September 11, 2001. I will never forget this day for as long as I live. I was just a scrawny 9th grader, who was running late to her Social Studies class. As I rushed through the door, I was prepared to have to answer to my teacher. But I quickly realized no one was paying attention to me. Instead, everyone’s eyes were glued to the television. I quickly found my seat and finally took a look at the TV. At that very moment, I watched an airplane fly directly into one of the Twin Towers. I will never forget the feeling that came over me that day, and the many days to follow. Never for a second did I think I would live through a time that something like this would happen: America was under attack and it scared me immensely. In the days that followed that tragedy, we as a country came together. We quickly realized that we had enemies that were determined to bring harm right to our front door…it was war. Now, almost 15 years later, it seems that we are at war again. But now, we are at war with ourselves.
If you have been watching the news, you are aware of the recent events that have taken place. How is it that the police can kill an unarmed person? Or, a civilian opens fire at a peaceful protest killing police officers? Why would one feel the need to go to a nightclub and killing 49 people? How can a man rape a woman, then gets caught, only be sentenced to a few months in prison? Yet a teen be committed of a crime he did not commit and be sentenced to life? Why did a group beat up defenseless Muslim teens? These events have triggered a huge divide amongst Americans regarding: racism, homosexuality, police brutality, and social injustice. It is sad to say, that as a country that has overcome so much, that hate and violence have put us in a downward spiral. Some are in denial, some are so angry that they have taken matters into their own hands. But one thing remains certain, something needs to change.
I am a black woman. I was raised to be proud of who I am, and go after what I want. I can honestly say, these last few days have been extremely hard on me. The tragedies that have taken place have awakened that same sense of fear that I felt 15 years ago. I am hurting for all those that we have lost, and how divided we are. I am angry, because as a country we still do not know how to understand and respect our differences. I am frustrated because I want things to change, but do not know what to do.
As I write this, I can honestly say that I still do not know what to do, but I cannot sit still any longer. What does our future hold if we continue down this path? One thing is for sure; America needs a big slice of humble pie and an attitude adjustment. Here are some things that we can all do better:
Understand that when someone says “Black Lives Matter”, they do not mean that all lives don’t matter. Understand that when someone says “Gay Lives Matter”, that Heterosexual lives matter any less. Understand that when someone says “Muslim Lives Matter”, they are not saying that all other religions are inferior. Understand that when some fight for Women’s Rights, they are not discounting the rights of men. Rather, when some feel compelled to voice these ideals, be slow to interject and be quick to try and understand where they are coming from and why they feel the way they do. Understand that people can only speak to what they experience personally, and just because it is not your reality does not mean it is not their reality. Understand, that some do not experience the same treatment in America simply because of the way they look, the way they choose to live their lives, or their religious background. In fact, when you interject you are further proving that you are not interested in understanding the struggles they face and the underlying message that their proclamations actually are saying: We Matter Too.

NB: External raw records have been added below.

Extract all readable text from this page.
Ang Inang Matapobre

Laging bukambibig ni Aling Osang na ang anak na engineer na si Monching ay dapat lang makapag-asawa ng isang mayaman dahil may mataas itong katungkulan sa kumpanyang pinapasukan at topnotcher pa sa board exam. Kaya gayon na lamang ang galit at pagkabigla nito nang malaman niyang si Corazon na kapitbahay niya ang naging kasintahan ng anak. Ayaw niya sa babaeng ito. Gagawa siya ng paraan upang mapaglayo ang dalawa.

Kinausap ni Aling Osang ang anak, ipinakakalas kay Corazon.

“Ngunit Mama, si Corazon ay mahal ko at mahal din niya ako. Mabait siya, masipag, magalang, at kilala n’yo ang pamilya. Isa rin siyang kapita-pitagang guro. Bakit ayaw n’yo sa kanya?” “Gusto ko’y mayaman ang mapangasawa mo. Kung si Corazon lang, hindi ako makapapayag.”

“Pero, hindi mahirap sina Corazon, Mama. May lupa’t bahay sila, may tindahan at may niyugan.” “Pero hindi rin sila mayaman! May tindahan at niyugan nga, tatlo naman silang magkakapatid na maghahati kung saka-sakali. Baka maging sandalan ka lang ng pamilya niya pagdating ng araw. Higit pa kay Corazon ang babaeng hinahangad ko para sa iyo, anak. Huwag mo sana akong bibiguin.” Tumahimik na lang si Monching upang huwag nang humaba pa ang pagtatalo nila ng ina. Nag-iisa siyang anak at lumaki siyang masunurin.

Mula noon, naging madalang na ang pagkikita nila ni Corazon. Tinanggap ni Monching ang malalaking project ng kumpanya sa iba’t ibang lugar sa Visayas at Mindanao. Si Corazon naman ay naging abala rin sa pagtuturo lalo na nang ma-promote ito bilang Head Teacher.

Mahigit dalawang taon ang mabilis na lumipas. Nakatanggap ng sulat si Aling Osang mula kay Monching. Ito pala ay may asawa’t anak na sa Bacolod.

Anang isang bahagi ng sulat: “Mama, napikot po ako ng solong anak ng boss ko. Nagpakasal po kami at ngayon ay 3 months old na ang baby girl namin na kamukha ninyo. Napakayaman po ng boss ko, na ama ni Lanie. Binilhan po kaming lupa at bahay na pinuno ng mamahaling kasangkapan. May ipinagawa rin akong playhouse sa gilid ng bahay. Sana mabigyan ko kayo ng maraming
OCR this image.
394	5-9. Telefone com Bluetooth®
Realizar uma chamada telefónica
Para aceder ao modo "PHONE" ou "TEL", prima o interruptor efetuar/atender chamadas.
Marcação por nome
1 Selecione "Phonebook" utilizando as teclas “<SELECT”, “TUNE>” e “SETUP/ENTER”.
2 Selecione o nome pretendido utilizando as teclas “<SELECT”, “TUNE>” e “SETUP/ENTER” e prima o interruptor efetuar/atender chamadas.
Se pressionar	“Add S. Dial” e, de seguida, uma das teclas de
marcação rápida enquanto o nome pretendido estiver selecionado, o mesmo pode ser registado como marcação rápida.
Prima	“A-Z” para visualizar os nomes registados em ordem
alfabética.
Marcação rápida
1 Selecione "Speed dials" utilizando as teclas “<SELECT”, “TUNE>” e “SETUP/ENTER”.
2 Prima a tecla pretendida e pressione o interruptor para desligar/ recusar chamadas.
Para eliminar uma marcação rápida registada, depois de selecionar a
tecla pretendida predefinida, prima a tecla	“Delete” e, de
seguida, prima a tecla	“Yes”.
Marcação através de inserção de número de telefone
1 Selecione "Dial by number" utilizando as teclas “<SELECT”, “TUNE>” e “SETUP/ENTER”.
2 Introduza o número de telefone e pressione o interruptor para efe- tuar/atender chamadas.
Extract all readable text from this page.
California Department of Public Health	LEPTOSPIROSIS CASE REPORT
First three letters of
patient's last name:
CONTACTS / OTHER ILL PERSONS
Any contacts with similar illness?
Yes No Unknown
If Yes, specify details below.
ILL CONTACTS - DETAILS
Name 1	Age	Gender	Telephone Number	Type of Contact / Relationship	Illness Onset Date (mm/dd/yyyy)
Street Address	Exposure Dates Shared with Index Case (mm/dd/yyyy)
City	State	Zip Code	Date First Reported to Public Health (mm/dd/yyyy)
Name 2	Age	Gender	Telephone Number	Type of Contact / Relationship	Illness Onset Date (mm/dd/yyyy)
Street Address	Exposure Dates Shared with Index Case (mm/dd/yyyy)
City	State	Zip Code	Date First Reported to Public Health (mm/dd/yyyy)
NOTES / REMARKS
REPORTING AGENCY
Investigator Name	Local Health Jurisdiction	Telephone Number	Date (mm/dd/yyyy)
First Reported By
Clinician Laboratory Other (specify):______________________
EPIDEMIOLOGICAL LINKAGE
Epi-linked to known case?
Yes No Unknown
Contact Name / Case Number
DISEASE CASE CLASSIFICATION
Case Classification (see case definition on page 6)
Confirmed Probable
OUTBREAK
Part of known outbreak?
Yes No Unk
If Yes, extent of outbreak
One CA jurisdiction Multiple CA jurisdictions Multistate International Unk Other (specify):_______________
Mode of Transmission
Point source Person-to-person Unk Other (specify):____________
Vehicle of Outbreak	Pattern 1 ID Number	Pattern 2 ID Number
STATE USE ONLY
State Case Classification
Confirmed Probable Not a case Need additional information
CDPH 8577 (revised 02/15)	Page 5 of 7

With regards to any healthy relationship in life, communication is key. I have said it before, and I will say it again: the age we now live in enabled us to become more connected than ever thought possible. But, with that newfound connection, there is a huge DISCONNECT. People don’t take the time to actually speak and get to know those around them. Instead, they are quick to pass judgment and stereotype. The sense of community has dwindled. No one takes the time to get to know one another and their differences. This is a huge problem, because ultimately people fear what they do not know. It is now more important than ever to have these conversations regarding inequality and the deep divide in our country.
One of the things that I think is so different nowadays is that people are slow to take action. I realized, I was one of those people. We complain, we debate, we plan to boycott, and then… it fades away. Only a few decades ago, people in this country fought for equality and they were willing to take a stand and take action. After 9/11, people came together and were ready and willing to take action. We need that same fire again; we can’t simply wait around for these issues to fix themselves. So I ask you, what are you doing to help our country unite?